Council chief defends library cuts proposal

LABOUR have attacked Tory proposals to cease using paid staff to run the borough’s mobile library service.

Trafford’s Labour group have said the proposed cut, which featured in the council's 2011 draft budget, is a blow for the most vulnerable members of society, including the disabled, who rely on the doorstep provision for access to Trafford’s library services.

Under Tory plans the mobile library would be soley manned by volunteers, transferring where possible the existing employees to other post within the council to avoid redundancies.

Speaking to Messenger, deputy leader of the council, Cllr Alex Williams, said the service last year had just 1,100 users, half of whom had also used static libraries in the last year.

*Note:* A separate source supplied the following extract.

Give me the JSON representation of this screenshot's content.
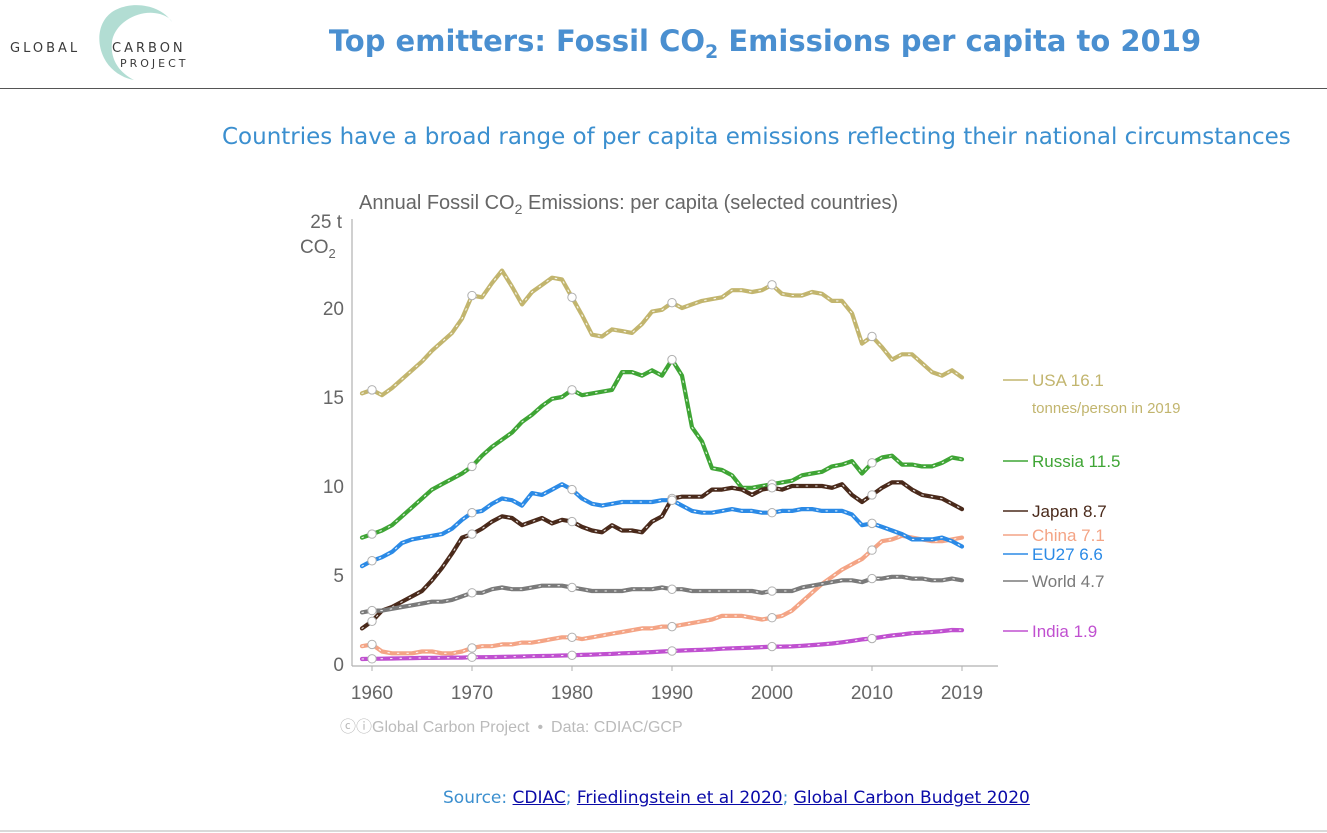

He also said the council’s existing home delivery service, where books are chosen by users and then posted straight to their doors, was a viable alternative.

He added: “There’s some very good examples of volunteers delivering a mobile library service around the UK. In Cornwall the council has a partnership with a volunteer group who deliver books to over a 1,000 users. It’s that kind of model we could have here in Trafford.

“I can also categorically say we have no plans to close any static library,” he added.

But leader of the Labour group, Cllr David Acton, told SUM there were many questions the council had to answer. “The mobile library has over 1,200 members and is an invaluable service, particularly for young parents with children, older people and people with mobility problems. For them this service a life line not only for information, but learning and enjoyment of books.

“But this is a specialist service, and people with disabilities need specialist support. I don’t know if volunteers could offer that support in the same way it’s given now.

“You also have to find the volunteers. Where are they and what training will they be given and by who? There’s a lot of unanswered questions.

He added: “There are a lot of people who use this service and to abolish it in this way I think is just wrong.”